Abstract: Several mathematical models have been proposed for kinship studies. We propose an alternate structural model designed to be so simple logically and intuitively that it can be understood and used by anyone, with a minimum of complication. It is called a P-system, which is short for parental system. The P-system incorporates the best features of each of the previous models of kinship: a single relation of parentage, graphs embedded within the nodes of other graphs, and segregation of higher level descent and marriage structure from nuclear family structure. The latter is also the key conceptual distinction used by Lévi-Strauss (1969) in the theory of marriage alliance. While a P-system is used to represent a concrete network of kinship and marriage relationships, this network also constitutes a system in the sense that it contains multiple levels where each level is a graph in which each node contains another graph structure. In sum, the connections between the nodes at the outer level in a P-system are especially useful in the analysis of marriage and descent, while at inner level we can describe how individuals are embedded in the kinship structure.

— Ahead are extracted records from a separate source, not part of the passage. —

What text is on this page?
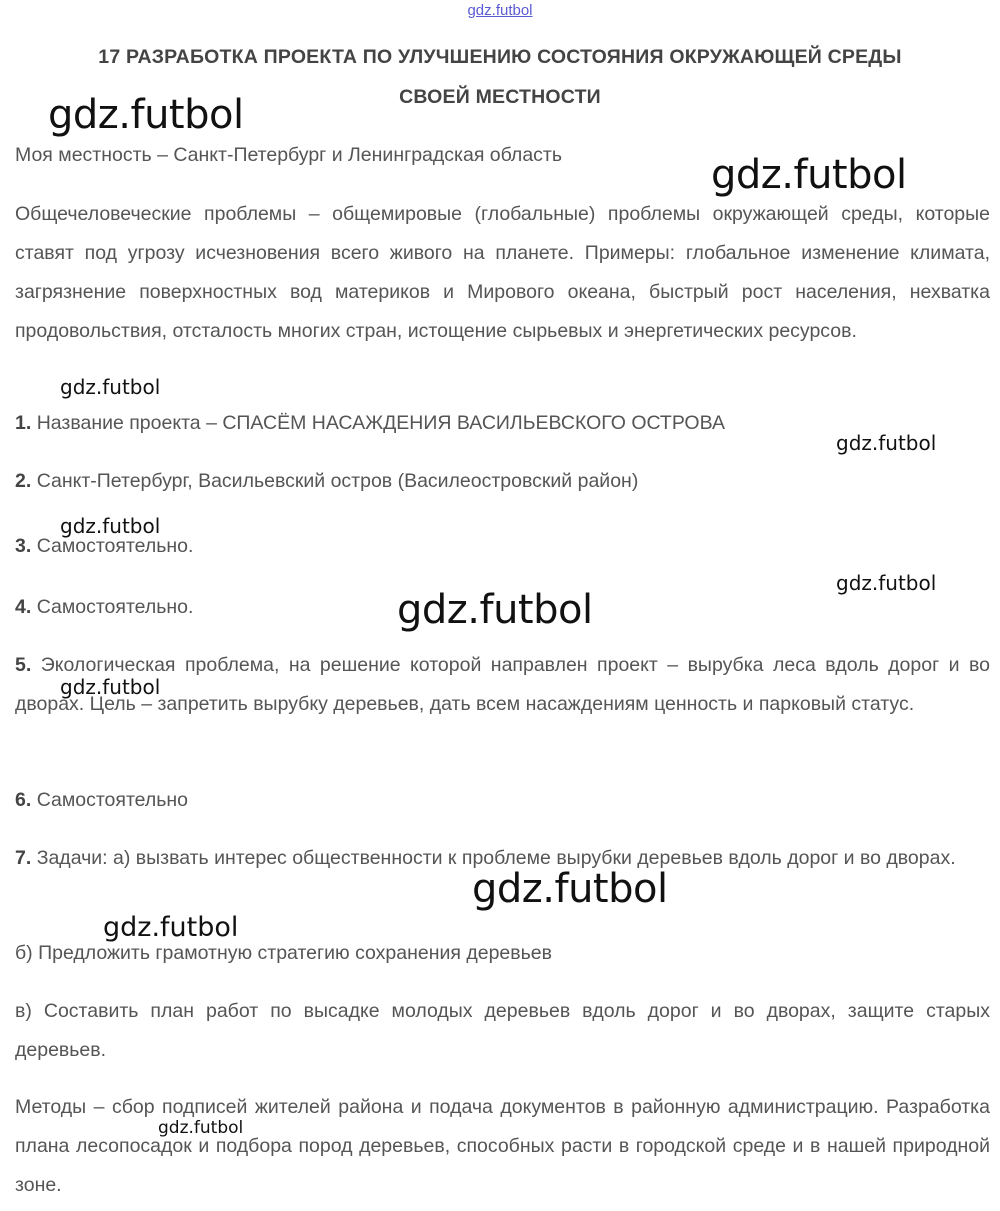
gdz.futbol
17 РАЗРАБОТКА ПРОЕКТА ПО УЛУЧШЕНИЮ СОСТОЯНИЯ ОКРУЖАЮЩЕЙ СРЕДЫ
СВОЕЙ МЕСТНОСТИ
Моя местность – Санкт-Петербург и Ленинградская область
Общечеловеческие проблемы – общемировые (глобальные) проблемы окружающей среды, которые ставят под угрозу исчезновения всего живого на планете. Примеры: глобальное изменение климата, загрязнение поверхностных вод материков и Мирового океана, быстрый рост населения, нехватка продовольствия, отсталость многих стран, истощение сырьевых и энергетических ресурсов.
1. Название проекта – СПАСЁМ НАСАЖДЕНИЯ ВАСИЛЬЕВСКОГО ОСТРОВА
2. Санкт-Петербург, Васильевский остров (Василеостровский район)
3. Самостоятельно.
4. Самостоятельно.
5. Экологическая проблема, на решение которой направлен проект – вырубка леса вдоль дорог и во дворах. Цель – запретить вырубку деревьев, дать всем насаждениям ценность и парковый статус.
6. Самостоятельно
7. Задачи: а) вызвать интерес общественности к проблеме вырубки деревьев вдоль дорог и во дворах.
б) Предложить грамотную стратегию сохранения деревьев
в) Составить план работ по высадке молодых деревьев вдоль дорог и во дворах, защите старых деревьев.
Методы – сбор подписей жителей района и подача документов в районную администрацию. Разработка плана лесопосадок и подбора пород деревьев, способных расти в городской среде и в нашей природной зоне.
gdz.futbol
gdz.futbol
gdz.futbol
gdz.futbol
gdz.futbol
gdz.futbol
gdz.futbol
gdz.futbol
gdz.futbol
gdz.futbol
gdz.futbol
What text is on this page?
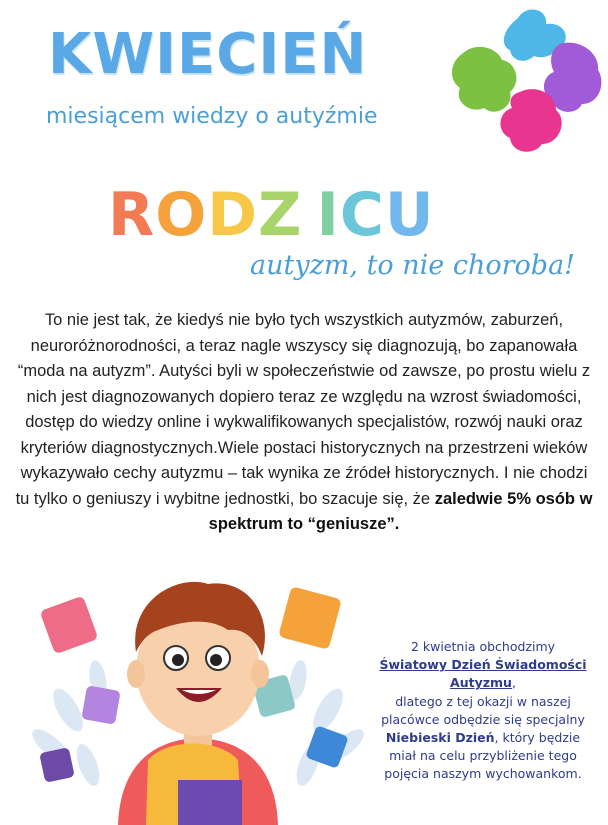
KWIECIEŃ
miesiącem wiedzy o autyźmie
RODZ ICU
autyzm, to nie choroba!

To nie jest tak, że kiedyś nie było tych wszystkich autyzmów, zaburzeń, neuroróżnorodności, a teraz nagle wszyscy się diagnozują, bo zapanowała “moda na autyzm”. Autyści byli w społeczeństwie od zawsze, po prostu wielu z nich jest diagnozowanych dopiero teraz ze względu na wzrost świadomości, dostęp do wiedzy online i wykwalifikowanych specjalistów, rozwój nauki oraz kryteriów diagnostycznych.Wiele postaci historycznych na przestrzeni wieków wykazywało cechy autyzmu – tak wynika ze źródeł historycznych. I nie chodzi tu tylko o geniuszy i wybitne jednostki, bo szacuje się, że zaledwie 5% osób w spektrum to “geniusze”.

2 kwietnia obchodzimy
Światowy Dzień Świadomości Autyzmu,
dlatego z tej okazji w naszej placówce odbędzie się specjalny
Niebieski Dzień, który będzie miał na celu przybliżenie tego pojęcia naszym wychowankom.
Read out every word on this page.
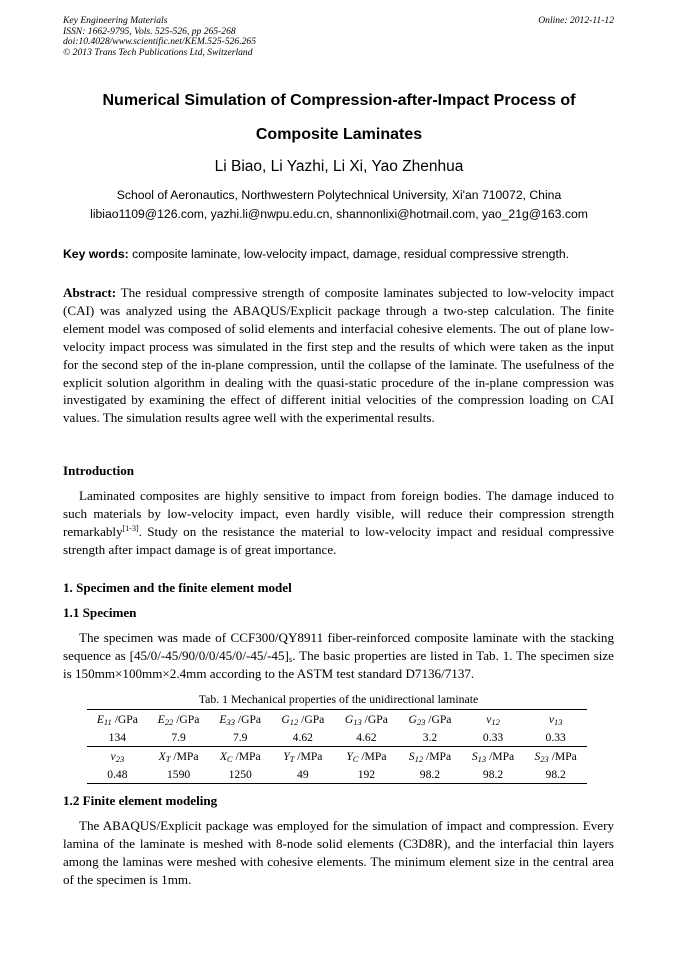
Key Engineering Materials
ISSN: 1662-9795, Vols. 525-526, pp 265-268
doi:10.4028/www.scientific.net/KEM.525-526.265
© 2013 Trans Tech Publications Ltd, Switzerland
Online: 2012-11-12
Numerical Simulation of Compression-after-Impact Process of
Composite Laminates
Li Biao, Li Yazhi, Li Xi, Yao Zhenhua
School of Aeronautics, Northwestern Polytechnical University, Xi'an 710072, China
libiao1109@126.com, yazhi.li@nwpu.edu.cn, shannonlixi@hotmail.com, yao_21g@163.com
Key words: composite laminate, low-velocity impact, damage, residual compressive strength.

Abstract: The residual compressive strength of composite laminates subjected to low-velocity impact (CAI) was analyzed using the ABAQUS/Explicit package through a two-step calculation. The finite element model was composed of solid elements and interfacial cohesive elements. The out of plane low-velocity impact process was simulated in the first step and the results of which were taken as the input for the second step of the in-plane compression, until the collapse of the laminate. The usefulness of the explicit solution algorithm in dealing with the quasi-static procedure of the in-plane compression was investigated by examining the effect of different initial velocities of the compression loading on CAI values. The simulation results agree well with the experimental results.

Introduction

Laminated composites are highly sensitive to impact from foreign bodies. The damage induced to such materials by low-velocity impact, even hardly visible, will reduce their compression strength remarkably[1-3]. Study on the resistance the material to low-velocity impact and residual compressive strength after impact damage is of great importance.

1. Specimen and the finite element model
1.1 Specimen

The specimen was made of CCF300/QY8911 fiber-reinforced composite laminate with the stacking sequence as $[45/0/-45/90/0/0/45/0/-45/-45]_s$. The basic properties are listed in Tab. 1. The specimen size is 150mm×100mm×2.4mm according to the ASTM test standard D7136/7137.

Tab. 1 Mechanical properties of the unidirectional laminate
$E_{11}$ /GPa	$E_{22}$ /GPa	$E_{33}$ /GPa	$G_{12}$ /GPa	$G_{13}$ /GPa	$G_{23}$ /GPa	$\nu_{12}$	$\nu_{13}$
134	7.9	7.9	4.62	4.62	3.2	0.33	0.33
$\nu_{23}$	$X_T$ /MPa	$X_C$ /MPa	$Y_T$ /MPa	$Y_C$ /MPa	$S_{12}$ /MPa	$S_{13}$ /MPa	$S_{23}$ /MPa
0.48	1590	1250	49	192	98.2	98.2	98.2
1.2 Finite element modeling

The ABAQUS/Explicit package was employed for the simulation of impact and compression. Every lamina of the laminate is meshed with 8-node solid elements (C3D8R), and the interfacial thin layers among the laminas were meshed with cohesive elements. The minimum element size in the central area of the specimen is 1mm.
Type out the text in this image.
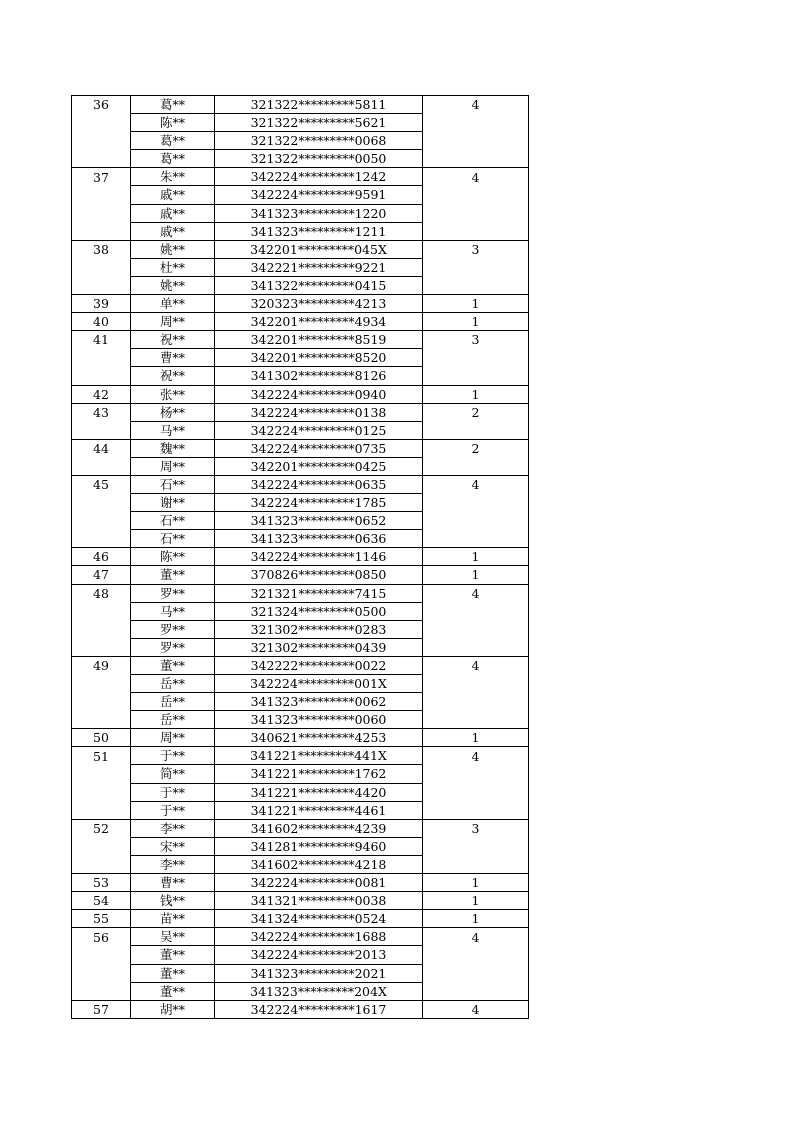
36	葛**	321322*********5811	4
	陈**	321322*********5621	
	葛**	321322*********0068	
	葛**	321322*********0050	
37	朱**	342224*********1242	4
	戚**	342224*********9591	
	戚**	341323*********1220	
	戚**	341323*********1211	
38	姚**	342201*********045X	3
	杜**	342221*********9221	
	姚**	341322*********0415	
39	单**	320323*********4213	1
40	周**	342201*********4934	1
41	祝**	342201*********8519	3
	曹**	342201*********8520	
	祝**	341302*********8126	
42	张**	342224*********0940	1
43	杨**	342224*********0138	2
	马**	342224*********0125	
44	魏**	342224*********0735	2
	周**	342201*********0425	
45	石**	342224*********0635	4
	谢**	342224*********1785	
	石**	341323*********0652	
	石**	341323*********0636	
46	陈**	342224*********1146	1
47	董**	370826*********0850	1
48	罗**	321321*********7415	4
	马**	321324*********0500	
	罗**	321302*********0283	
	罗**	321302*********0439	
49	董**	342222*********0022	4
	岳**	342224*********001X	
	岳**	341323*********0062	
	岳**	341323*********0060	
50	周**	340621*********4253	1
51	于**	341221*********441X	4
	简**	341221*********1762	
	于**	341221*********4420	
	于**	341221*********4461	
52	李**	341602*********4239	3
	宋**	341281*********9460	
	李**	341602*********4218	
53	曹**	342224*********0081	1
54	钱**	341321*********0038	1
55	苗**	341324*********0524	1
56	吴**	342224*********1688	4
	董**	342224*********2013	
	董**	341323*********2021	
	董**	341323*********204X	
57	胡**	342224*********1617	4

The early exemplars and definitions for Pajek reading, representation, and analysis of genealogical networks are described in the following article:

1999 Douglas R. White, Vladimir Batagelj and Andrej Mrvar, Analyzing Large Kinship and Marriage Networks with Pgraph and Pajek, Social Science Computer Review 17(3):245-274. For the Sage Article pdf see: http://eclectic.ss.uci.edu/~drwhite/pw/AnalyzingLargeKinshipNetworks1999.pdf

Abstract: The p-graph approach that has proven an invaluable aid to the study of kinship, marriage and genealogical network analysis is explicated here in terms of solving five key conceptual problems of network studies, including that of identifying subgroup boundaries -- and combined with a computer package for sparse-network algorithmic analysis and visual representation of large (up to 90,000 node) networks. The results of this new marriage between graph-theoretical analysis, computer science, network anthropology and network-visualized social history are illustrated for a 1600- person social system consisting of an entire Turkish nomad society, with a relinking density of 75%, the highest density of structural endogamy yet recorded. It is shown how the algorithmic, analytic and graph-editing technology of this new concatenation of elements for network analysis leads to striking new understandings of social structure and social processes, and how to prepare visualizations of discoverable emergent properties of structure in such a large and dense network. This article reviews the developments and contributions of the authors to the evolution of these tools and methods for large-scale network analysis, and provides a complete series of guides and illustrations for the reader to utilize the two software packages discussed.